2) How would you describe the overall morale of your church?
Are the people happy with your church? That question seems very subjective but is surprisingly easy to answer.
Do they trust the leadership? Are they fired-up about the mission? Are they passionate about following Jesus? Is there momentum? Are problems solved with relative ease (without significant resistance)? You get the idea.
Morale and culture are closely linked. If you are struggling and the culture and morale are not ideal, I urge you to pour your leadership energy there first.
3) What is your approach to spiritual formation in your church?
Is there an overall sense that people are pursuing God? It’s not about perfection, but do you see progress? What factors do you consider important to help assess spiritual maturity?
Consider things like prayer, serving others, obedience and financial generosity. How about the fruit of the Spirit like love, joy and peace, etc.?
Do you utilize small groups? How is community developed? What priority does biblical truth hold? A great overall approach to assess spiritual growth is to gather stories of life change.
4) Are you developing new leaders?
Next to the favor of God, everything rises and falls on leadership. Do the leaders in your church demonstrate a strong spiritual depth and a servant’s heart? What is your plan to find and develop new and better leaders? You will not realize your potential as a church without a serious dedication to this process.
Here’s a great plan to start with.
5) How would you describe the strength of your volunteer teams?
Are your volunteers part of vibrant and productive teams or a struggling band of survivors? Much of that depends on how you select, train, encourage and empower your volunteers. Do you recruit to a vision or just to get a task done?
All churches face the pressure of needing people to volunteer to serve, but how you build teams makes a significant difference. How would you rate the overall esprit de corps of your volunteer ministries? What is the first best step to strengthen your teams?
6) What are the financial indicators telling you?

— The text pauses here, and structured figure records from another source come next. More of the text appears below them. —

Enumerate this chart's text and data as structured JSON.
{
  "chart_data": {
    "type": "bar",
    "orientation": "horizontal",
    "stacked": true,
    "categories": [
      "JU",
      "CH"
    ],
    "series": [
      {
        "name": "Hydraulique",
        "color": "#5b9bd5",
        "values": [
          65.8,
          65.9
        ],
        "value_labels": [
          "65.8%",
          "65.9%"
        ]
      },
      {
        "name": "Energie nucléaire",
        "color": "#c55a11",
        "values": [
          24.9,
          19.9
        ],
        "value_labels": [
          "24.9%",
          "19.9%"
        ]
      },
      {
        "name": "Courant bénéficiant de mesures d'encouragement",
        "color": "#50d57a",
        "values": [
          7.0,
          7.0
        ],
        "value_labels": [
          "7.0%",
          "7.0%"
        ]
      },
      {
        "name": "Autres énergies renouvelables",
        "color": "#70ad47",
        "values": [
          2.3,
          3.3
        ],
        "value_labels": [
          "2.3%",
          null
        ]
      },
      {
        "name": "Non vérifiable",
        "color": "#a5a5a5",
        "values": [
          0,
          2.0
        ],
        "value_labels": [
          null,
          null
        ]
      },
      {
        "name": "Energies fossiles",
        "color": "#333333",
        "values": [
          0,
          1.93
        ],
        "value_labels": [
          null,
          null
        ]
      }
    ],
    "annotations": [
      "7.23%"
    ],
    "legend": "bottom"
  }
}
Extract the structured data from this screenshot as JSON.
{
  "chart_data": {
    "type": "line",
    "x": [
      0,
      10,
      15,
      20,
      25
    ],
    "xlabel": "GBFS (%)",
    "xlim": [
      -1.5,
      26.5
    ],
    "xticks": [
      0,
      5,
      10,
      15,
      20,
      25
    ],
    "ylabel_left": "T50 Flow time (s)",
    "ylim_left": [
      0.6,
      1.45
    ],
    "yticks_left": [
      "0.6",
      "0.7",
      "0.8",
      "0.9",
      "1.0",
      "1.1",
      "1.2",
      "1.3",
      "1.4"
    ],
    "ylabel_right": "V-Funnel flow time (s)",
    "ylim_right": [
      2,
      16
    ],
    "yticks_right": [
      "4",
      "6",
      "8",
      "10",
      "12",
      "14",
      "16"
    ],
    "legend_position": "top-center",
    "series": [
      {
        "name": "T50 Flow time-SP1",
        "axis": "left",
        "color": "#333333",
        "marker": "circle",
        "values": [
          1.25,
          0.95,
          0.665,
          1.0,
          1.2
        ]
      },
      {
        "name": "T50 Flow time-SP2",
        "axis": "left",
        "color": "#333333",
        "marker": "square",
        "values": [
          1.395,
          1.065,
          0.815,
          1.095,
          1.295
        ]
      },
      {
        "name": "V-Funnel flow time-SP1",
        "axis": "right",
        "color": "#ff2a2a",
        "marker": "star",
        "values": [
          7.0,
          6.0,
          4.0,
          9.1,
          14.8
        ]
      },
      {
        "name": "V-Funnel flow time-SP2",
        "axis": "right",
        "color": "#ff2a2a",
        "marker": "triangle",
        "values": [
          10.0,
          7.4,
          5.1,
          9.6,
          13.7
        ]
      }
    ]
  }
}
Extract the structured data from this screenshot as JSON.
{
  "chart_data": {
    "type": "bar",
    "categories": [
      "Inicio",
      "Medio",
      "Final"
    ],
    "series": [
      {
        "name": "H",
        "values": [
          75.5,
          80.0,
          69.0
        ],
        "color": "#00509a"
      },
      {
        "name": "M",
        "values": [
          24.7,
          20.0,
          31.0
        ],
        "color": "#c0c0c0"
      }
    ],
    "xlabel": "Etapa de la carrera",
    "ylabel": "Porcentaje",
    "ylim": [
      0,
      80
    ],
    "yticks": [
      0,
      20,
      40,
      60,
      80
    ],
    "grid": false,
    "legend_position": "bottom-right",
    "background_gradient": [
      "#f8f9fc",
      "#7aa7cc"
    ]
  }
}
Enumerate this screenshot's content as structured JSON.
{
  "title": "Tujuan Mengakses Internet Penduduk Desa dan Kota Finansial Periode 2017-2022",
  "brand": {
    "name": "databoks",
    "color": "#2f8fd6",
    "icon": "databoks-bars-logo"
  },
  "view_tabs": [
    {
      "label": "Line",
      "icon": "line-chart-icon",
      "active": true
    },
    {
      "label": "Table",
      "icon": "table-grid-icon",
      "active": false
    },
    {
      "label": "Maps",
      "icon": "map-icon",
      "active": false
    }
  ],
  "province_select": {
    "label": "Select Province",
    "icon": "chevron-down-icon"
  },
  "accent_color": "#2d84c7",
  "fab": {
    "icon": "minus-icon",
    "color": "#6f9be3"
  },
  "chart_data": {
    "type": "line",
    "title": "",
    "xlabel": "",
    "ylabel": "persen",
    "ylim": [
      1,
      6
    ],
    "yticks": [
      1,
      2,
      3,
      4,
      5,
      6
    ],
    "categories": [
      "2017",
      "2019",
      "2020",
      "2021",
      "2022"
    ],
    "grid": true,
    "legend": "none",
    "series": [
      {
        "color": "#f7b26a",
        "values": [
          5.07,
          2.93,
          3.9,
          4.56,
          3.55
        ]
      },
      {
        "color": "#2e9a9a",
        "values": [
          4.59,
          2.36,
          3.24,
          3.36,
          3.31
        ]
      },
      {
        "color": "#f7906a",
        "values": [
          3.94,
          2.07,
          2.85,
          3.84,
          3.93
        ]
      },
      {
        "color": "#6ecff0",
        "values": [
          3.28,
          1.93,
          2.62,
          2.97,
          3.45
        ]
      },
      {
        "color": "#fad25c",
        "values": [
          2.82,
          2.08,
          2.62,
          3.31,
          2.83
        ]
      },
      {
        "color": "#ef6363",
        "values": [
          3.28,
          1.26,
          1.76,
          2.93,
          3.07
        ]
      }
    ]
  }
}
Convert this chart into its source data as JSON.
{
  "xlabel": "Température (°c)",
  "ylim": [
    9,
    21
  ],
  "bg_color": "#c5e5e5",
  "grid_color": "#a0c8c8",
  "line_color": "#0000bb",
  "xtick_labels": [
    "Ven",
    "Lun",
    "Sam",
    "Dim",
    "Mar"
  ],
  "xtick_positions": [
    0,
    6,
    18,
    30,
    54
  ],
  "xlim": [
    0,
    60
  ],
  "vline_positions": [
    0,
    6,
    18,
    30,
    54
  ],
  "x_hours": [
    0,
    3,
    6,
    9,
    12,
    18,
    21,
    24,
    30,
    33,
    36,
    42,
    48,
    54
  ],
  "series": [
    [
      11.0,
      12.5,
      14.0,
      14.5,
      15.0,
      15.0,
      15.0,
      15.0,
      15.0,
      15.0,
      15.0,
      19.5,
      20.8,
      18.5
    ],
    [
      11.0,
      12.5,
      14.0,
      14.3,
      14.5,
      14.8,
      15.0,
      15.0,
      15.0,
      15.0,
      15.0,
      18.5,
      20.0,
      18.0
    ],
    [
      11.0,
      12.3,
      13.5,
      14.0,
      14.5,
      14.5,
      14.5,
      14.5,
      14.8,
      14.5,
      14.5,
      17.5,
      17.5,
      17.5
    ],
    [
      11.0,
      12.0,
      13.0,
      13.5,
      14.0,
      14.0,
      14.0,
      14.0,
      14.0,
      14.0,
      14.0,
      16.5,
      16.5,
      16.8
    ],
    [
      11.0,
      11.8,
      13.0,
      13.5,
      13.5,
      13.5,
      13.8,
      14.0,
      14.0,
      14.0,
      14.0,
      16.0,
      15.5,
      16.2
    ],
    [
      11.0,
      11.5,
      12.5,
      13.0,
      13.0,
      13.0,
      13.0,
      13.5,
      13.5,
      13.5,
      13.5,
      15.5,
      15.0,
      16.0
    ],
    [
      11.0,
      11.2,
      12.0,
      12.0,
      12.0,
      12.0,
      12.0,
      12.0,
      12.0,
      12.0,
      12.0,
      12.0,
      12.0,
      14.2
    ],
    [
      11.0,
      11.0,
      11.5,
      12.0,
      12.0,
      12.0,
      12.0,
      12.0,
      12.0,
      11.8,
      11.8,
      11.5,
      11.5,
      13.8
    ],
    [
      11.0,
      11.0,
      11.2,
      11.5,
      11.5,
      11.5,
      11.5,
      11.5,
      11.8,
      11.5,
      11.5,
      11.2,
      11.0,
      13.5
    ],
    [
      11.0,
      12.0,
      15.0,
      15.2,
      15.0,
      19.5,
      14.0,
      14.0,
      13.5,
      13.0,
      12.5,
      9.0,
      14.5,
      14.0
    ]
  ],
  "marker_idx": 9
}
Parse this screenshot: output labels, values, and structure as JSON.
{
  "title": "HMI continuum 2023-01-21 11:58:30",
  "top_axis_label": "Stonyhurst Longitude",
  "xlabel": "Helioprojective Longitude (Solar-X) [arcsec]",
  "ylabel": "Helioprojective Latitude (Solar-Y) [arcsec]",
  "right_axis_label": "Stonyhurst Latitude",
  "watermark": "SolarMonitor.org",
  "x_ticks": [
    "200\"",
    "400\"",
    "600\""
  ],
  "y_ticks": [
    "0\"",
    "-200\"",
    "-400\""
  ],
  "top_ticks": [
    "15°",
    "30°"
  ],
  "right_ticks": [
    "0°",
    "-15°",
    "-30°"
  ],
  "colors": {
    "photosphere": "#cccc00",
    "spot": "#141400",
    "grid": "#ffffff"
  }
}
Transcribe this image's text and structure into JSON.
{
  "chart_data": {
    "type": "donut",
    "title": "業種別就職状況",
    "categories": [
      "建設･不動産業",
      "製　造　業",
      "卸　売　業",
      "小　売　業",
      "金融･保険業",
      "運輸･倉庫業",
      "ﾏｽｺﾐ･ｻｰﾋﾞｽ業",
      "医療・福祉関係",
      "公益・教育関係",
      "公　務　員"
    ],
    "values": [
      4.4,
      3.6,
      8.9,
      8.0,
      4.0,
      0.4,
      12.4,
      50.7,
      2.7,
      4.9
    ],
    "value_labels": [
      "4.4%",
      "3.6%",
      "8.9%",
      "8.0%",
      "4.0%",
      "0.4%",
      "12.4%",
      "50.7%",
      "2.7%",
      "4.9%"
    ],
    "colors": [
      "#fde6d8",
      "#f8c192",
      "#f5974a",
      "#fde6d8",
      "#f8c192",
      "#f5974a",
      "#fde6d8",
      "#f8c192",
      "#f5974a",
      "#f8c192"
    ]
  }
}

It is relatively easy to measure results when it comes to money. The weekly offering defines reality. At the same time, one of the largest challenges a leader will ever face is successfully inspiring the people to trust God with their finances and remain faithful to generous giving.
Are you bold in your teaching of God’s truth about money? Do you offer practical training about money management? Do you personally model generosity? Where are you stronger regarding money, faith or practice?
7) Are you on mission?
You must first be clear about the purpose of your church. What is your mission/vision—exactly? Does your congregation have a good sense of what it is? Are you acting on that mission?
It’s essential that your leaders become and remain aligned together in that mission. It will always feel like you are swimming upstream if you are not headed in the same direction.
8) Do your people enthusiastically invite others to your worship services?
I have coached churches where the people had obviously lukewarm feelings about the worship service. They were not motivated to invite someone even if they had a friend they wanted to bring.
It’s not always the worship service, but it starts there. Is there anything about your church that would cause your congregation to pause about inviting their friends?
This is a huge evangelistic combination. If your people are committed to the vision enough to invite people to church, and your worship experience (from nursery to invitation) is worth inviting people to—that is the combination you work toward!
I trust these questions will be helpful to you and the health of your church.
I pray God’s wisdom for your leadership and His favor upon you!